US President Barack Obama has said defeating Islamic State in Syria would only be possible if President Bashar al-Assad stepped down, and that the fight against the group will take time.
He pledged to use all possible tools – military, intelligence and economic – to defeat IS, but acknowledged the group was continuing to expand.
He was speaking at a summit in New York about tackling IS.
Earlier, the US said it was imposing new sanctions on IS figures.
Mr Obama said IS had taken root in Syria and Iraq, and that defeating the group required “a new [Syrian] leader and an inclusive government that united the Syrian people in the fight against terrorist groups”.
“This is not a conventional battle. This is a long-term campaign – not only against this particular network, but against its ideology,” he added.
Speaking at the summit, UK Prime Minister David Cameron said the UK would “continue to support the transition in Syria…that we need to see so badly”.
He earlier told CBS television that getting rid of IS also meant getting rid of President Assad: “The point I’m making is Assad is one of the recruiting sergeants for ISIL. Because of what he’s done to his people, that is one of the reasons why people are flocking to ISIL to fight with ISIL.”
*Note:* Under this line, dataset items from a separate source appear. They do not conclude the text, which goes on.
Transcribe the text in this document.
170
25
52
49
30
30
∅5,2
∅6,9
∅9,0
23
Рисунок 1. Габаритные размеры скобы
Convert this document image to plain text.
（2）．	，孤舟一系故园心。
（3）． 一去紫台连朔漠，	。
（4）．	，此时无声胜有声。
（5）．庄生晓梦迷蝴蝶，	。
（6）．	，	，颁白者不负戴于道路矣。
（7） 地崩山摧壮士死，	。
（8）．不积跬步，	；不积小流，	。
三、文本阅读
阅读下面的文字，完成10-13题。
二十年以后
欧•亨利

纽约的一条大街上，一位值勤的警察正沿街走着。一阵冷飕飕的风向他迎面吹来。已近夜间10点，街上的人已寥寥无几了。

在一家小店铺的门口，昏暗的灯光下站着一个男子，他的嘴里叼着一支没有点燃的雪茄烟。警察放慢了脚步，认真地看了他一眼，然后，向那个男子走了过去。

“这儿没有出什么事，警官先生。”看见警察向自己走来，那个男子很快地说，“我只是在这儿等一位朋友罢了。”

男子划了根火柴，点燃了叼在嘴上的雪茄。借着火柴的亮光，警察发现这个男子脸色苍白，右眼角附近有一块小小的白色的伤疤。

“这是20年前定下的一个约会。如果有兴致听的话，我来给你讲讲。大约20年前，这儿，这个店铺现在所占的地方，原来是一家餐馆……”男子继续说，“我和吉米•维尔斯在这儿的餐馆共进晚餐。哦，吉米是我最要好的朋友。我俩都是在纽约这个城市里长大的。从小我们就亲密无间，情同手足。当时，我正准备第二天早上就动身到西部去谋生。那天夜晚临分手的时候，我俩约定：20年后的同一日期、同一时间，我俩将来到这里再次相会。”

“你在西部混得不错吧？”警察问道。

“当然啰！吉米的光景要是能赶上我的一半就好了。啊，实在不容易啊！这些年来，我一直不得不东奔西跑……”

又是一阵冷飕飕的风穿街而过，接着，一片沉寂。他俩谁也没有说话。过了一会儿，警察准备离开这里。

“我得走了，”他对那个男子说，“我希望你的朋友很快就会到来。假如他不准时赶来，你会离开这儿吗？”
Also on Tuesday, the US imposed sanctions and penalties on 35 individuals and groups as foreign terrorist fighters – a designation that automatically incurs penalties and aims to cut off their sources of financing.
The individuals targeted come from a wide range of countries in what is seen as an effort to highlight the global nature of the threat from Islamic State, says the BBC’s Barbara Plett Usher in New York.
Two British nationals are on the list. One is named as Nasser Muthana, originally from Cardiff, who admitted in an IS video that he had fought in battles in Syria.
The other is Sally Jones, the wife of an IS hacker killed recently in a US drone strike in Syria.
IS foreign fighters
A US Congressional report released on Tuesday says more than 25,000 foreign fighters, including at least 4,500 Westerners, have joined IS and other militant groups in Syria and Iraq.
Most foreign fighters come from Tunisia, Saudi Arabia and other Arab countries, but there is an increasing number of Europeans too – and more than 250 Americans.
The report says several dozen of them have made their way back to the US.
Russia, which is president of the UN Security Council for the month, will chair its own meeting on Wednesday on countering extremism.
On Tuesday, Russia criticised the US counter-terrorism summit at the United Nations, calling it disrespectful.
“This initiative seriously undermines UN efforts in this direction,” Russia’s UN envoy Vitaly Churkin was quoted as saying by Russian news agencies.
Separately, France’s foreign minister said Russia had talked a lot about striking IS, but had not yet taken any concrete action against the group.
“You have to look at who is doing what. The international community is striking Daesh [IS]. France is striking Daesh. The Russians, for the time being, are not at all,” Laurent Fabius told a news conference in New York.
“If one is against the terrorists, it is not abnormal to strike the terrorists,” he added.
On Monday, Mr Obama met Russian President Vladimir Putin on the sidelines of the UNGA to discuss the Syrian war.
The US and Russian leaders have long differed on Syria. The US and France say Syria’s President Bashar al-Assad must go, while Russia has been a staunch ally of the regime in Damascus and has recently stepped up military support.
What’s the human cost?
More than 250,000 Syrians have been killed and a million injured in four-and-a-half years of armed conflict, which began with anti-government protests before escalating into a full-scale civil war.
And the survivors?
More than 11 million others have been forced from their homes, four million of them abroad, as forces loyal to President Assad and those opposed to his rule battle each other – as well as jihadist militants from IS. Growing numbers of refugees are going to Europe.
How has the world reacted?
Regional and world powers have also been drawn into the conflict. Iran and Russia, along with Lebanon’s Hezbollah movement, are propping up the Alawite-led government. Turkey, Saudi Arabia and Qatar are backing the Sunni-dominated opposition, along with the US, UK and France.
A US-led coalition has been carrying out air strikes against IS in Syria and Iraq for more than a year.
The UK announced this month it had carried out a drone strike against two British citizens in Syria, but has yet to fly manned operations in Syrian airspace.
Over the weekend, France confirmed its first air strikes against IS targets. A number of other countries, including Australia, Canada and Jordan, have also conducted bombing missions.